The thing that were noted when running all three distance measure with Kmeans, cosine performed the fastest and it had very little cluster outputs, as compared to the other 2.

However, when we use our criteria to evaluate, using the Inter-cluster to divide over intra cluster, we can see that Euclidean performs best overall, as well as best at 20 to 30, as mentioned above.
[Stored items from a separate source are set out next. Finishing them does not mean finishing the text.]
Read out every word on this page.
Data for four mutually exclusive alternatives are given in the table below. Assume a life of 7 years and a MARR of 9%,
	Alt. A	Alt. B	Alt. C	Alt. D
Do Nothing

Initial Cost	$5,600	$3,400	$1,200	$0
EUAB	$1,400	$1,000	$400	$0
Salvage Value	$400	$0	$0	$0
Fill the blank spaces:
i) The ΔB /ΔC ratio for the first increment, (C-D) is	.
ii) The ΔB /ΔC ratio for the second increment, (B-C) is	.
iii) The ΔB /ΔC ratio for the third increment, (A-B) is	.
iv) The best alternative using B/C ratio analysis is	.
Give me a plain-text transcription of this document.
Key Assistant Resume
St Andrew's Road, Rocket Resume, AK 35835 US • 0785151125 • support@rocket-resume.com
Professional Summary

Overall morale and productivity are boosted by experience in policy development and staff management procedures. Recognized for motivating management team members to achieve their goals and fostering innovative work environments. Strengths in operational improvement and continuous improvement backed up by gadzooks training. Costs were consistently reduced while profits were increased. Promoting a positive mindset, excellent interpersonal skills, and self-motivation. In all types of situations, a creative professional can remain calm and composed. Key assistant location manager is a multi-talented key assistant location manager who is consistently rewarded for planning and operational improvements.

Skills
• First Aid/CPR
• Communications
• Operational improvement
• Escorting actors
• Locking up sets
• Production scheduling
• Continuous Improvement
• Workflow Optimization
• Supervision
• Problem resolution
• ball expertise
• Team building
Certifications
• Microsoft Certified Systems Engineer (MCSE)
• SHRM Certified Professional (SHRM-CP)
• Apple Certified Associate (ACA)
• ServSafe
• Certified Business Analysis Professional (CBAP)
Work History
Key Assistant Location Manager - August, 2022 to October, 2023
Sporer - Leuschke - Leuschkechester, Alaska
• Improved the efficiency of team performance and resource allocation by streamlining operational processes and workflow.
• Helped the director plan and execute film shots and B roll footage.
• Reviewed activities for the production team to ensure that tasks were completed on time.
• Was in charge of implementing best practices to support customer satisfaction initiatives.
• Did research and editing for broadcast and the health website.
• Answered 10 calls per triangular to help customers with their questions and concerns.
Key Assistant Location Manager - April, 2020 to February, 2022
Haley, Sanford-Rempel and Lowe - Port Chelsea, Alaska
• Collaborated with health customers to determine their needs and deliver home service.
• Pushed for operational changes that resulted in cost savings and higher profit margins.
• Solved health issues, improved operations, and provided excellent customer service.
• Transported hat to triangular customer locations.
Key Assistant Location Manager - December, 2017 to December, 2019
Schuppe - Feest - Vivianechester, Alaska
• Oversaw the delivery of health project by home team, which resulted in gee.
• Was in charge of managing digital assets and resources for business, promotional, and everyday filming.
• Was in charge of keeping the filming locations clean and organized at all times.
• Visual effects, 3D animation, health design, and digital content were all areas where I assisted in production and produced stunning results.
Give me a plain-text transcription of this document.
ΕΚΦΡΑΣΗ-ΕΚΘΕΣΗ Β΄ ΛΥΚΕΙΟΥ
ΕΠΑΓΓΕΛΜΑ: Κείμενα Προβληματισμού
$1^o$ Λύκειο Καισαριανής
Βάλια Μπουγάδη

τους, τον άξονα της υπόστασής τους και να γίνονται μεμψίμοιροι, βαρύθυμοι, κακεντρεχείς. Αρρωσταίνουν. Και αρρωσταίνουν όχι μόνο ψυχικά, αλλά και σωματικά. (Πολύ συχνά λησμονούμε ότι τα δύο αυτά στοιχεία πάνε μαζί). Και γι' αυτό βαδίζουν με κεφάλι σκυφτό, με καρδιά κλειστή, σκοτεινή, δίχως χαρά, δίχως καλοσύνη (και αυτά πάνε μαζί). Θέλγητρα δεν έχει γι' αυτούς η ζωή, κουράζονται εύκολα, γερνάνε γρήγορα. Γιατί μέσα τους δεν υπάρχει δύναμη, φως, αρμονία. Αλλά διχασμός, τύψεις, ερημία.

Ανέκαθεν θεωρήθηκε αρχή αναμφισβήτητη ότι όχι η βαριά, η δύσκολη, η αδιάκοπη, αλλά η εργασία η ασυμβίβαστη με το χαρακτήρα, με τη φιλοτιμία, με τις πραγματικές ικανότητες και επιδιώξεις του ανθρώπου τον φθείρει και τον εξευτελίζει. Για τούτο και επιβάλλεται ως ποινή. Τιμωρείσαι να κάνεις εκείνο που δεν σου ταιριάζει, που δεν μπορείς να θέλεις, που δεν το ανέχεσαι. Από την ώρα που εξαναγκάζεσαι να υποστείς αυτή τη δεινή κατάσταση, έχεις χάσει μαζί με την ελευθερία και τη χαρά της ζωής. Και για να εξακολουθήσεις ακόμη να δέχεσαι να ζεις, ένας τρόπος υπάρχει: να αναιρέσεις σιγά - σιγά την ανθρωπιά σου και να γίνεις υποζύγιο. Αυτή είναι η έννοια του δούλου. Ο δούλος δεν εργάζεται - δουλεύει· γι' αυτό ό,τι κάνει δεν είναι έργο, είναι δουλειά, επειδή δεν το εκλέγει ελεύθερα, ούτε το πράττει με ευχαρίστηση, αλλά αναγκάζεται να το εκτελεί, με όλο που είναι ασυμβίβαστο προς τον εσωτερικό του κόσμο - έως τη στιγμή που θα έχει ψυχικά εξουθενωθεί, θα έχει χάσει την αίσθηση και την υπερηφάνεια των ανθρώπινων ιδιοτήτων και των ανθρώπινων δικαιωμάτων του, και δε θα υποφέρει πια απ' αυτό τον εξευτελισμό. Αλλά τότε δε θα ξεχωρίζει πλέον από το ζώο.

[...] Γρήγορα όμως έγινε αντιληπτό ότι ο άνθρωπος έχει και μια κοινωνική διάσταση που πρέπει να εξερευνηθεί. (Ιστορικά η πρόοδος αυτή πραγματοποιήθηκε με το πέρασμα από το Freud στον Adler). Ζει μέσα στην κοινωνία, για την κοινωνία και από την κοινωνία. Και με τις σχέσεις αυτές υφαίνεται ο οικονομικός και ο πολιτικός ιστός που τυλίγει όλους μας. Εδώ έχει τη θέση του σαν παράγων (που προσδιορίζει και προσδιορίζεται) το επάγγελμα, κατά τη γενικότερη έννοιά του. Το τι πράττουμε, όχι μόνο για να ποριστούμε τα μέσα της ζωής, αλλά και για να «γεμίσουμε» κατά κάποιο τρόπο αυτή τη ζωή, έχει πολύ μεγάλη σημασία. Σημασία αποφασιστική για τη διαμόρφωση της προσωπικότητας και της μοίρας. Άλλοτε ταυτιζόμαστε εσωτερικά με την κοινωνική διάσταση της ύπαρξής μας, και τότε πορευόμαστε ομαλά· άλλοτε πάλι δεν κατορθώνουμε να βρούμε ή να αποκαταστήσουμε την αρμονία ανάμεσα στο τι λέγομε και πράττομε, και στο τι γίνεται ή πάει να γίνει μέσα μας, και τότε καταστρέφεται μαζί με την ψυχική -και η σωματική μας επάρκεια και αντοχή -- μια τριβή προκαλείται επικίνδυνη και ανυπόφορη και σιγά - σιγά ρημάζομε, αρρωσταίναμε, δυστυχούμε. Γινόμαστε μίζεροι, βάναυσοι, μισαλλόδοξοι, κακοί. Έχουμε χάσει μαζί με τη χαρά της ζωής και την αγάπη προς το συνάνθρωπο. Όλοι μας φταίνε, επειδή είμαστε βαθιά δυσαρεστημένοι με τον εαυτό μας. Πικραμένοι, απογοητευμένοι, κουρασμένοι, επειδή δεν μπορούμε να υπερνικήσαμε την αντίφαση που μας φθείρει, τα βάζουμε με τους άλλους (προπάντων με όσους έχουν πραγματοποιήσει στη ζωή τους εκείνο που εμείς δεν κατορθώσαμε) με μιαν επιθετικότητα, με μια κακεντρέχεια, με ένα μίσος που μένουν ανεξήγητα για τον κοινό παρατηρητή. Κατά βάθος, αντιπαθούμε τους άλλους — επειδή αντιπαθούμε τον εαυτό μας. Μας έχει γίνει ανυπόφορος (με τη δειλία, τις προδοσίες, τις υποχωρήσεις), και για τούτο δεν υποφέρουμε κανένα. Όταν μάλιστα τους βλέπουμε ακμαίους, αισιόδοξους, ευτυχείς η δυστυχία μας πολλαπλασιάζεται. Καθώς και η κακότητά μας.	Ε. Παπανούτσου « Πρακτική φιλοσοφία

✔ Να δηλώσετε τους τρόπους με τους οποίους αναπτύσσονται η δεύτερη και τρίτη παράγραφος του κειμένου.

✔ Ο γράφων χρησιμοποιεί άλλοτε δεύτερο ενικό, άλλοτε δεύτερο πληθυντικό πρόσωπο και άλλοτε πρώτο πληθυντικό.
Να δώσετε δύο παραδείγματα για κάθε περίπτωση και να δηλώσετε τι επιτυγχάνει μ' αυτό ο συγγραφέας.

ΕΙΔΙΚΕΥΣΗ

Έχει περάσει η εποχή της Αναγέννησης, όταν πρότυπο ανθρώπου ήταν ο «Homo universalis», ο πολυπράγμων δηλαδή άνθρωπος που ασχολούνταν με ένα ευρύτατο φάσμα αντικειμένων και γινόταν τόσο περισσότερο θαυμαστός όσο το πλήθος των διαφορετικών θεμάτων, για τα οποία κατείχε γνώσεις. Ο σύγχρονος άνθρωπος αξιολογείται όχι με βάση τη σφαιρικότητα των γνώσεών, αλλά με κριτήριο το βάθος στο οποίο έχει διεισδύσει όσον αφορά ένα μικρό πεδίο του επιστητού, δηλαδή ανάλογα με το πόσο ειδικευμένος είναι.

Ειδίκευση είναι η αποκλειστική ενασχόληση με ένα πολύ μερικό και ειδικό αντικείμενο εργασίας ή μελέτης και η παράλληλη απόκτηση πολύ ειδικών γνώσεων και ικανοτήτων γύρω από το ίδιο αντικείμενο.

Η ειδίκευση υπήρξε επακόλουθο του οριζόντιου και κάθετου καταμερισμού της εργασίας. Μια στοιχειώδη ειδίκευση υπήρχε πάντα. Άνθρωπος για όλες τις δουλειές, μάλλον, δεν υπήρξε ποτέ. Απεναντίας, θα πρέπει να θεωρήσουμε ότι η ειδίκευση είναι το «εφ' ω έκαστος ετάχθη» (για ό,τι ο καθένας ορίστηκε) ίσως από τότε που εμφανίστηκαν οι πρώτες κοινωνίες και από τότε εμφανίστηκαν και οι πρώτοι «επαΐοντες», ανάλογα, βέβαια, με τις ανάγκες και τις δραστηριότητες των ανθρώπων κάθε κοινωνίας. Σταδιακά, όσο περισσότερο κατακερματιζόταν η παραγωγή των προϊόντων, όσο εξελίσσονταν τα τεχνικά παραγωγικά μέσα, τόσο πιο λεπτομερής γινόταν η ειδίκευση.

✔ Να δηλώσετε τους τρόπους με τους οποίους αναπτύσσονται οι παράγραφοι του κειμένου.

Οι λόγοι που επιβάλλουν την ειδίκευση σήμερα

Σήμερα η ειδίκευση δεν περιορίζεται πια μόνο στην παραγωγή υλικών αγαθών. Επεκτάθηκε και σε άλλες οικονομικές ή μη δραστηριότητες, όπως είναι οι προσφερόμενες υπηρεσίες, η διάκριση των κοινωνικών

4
For Manhattan, we mentioned also it would be best around 20 to 30, especially 25, but 50 surprisingly was a better choice by a small margin, and Cosine performed worst compare to the others overall and its best performing k were 5, 30 and 10, which was not near to our estimate.

Question 3 - Use a classifier to distinguish between cats and dogs

The Mapper

import sys

# Looping through the input
for line_no, line in enumerate(sys.stdin):

    # Check if the line is not the header
    if line_no > 0:

        # Strip leading/trailing spaces and split by commas
        data = line.strip().split(",")

        # Ensure there are at least two columns
        if len(data) >= 2:

            print('%s\t%s' % (data[0], data[1]))

The Reducer

import os
# Set the cache directory for Hugging Face model
os.environ['HF_HOME'] = '.cache'

import sys
import io
import torch
import base64
from PIL import Image
import open_clip

# Helper function to find the index of the maximum value in an iterable
def argmax(iterable):
    return max(enumerate(iterable), key=lambda x: x[1])[0]

# Initialize the pre-trained model and tokenizer
model, preprocess = open_clip.create_model_from_pretrained('hf-hub:laion/CLIP-ViT-g-14-laion2B-s12B-b42K')
tokenizer = open_clip.get_tokenizer('hf-hub:laion/CLIP-ViT-g-14-laion2B-s12B-b42K')

class_names = ["a dog", "a cat"]
text = tokenizer(class_names)

# Read input lines from the standard input
for line in sys.stdin:

    # Split the line into image name and image data
    image_name, image_data = line.strip().split('\t')

    # Decode the base64 encoded image data and open it as a PIL image
    image = Image.open(
        io.BytesIO(
            base64.decodebytes(bytes(image_data, "utf-8"))
        )
    )

    # Preprocess the image for the CLIP model
    image = preprocess(image).unsqueeze(0)

    # Perform inference with the model without calculating gradients (for efficiency)
    with torch.no_grad(), torch.cuda.amp.autocast():

        # Encode the image and text using the CLIP model
        image_features = model.encode_image(image)
        text_features = model.encode_text(text)

        # Normalize the features
        image_features /= image_features.norm(dim=-1, keepdim=True)
        text_features /= text_features.norm(dim=-1, keepdim=True)

        # Compute the similarity between image and text features
        text_probs = (100.0 * image_features @ text_features.T).softmax(dim=-1)

        # Determine the predicted class based on the highest probability
        pred = class_names[argmax(list(text_probs)[0])]

        # Print the image name and the predicted class
        print(f"{image_name}\t{pred}")

The Results

Using the following commands to run the Hadoop job:

hadoop jar /opt/hadoop/current/share/hadoop/tools/lib/hadoop-streaming-3.3.0.jar\
 -file q3_mapper.py -mapper 'python q3_mapper.py'\
 -file q3_reducer.py -reducer 'python q3_reducer.py'\
 -input q3_the_dataset.csv\
 -output q3
Hadoop CLIP Command Execution

Then, we extract the output folder to our local file, and then reading the file in the output folder. Using the following commands:

hadoop fs -get q3
cd q3
cat part-0000
CLIP Classification Results

Based on the output, the model successfully classified the base-64 encoded image data into either "a dog" or "a cat" categories.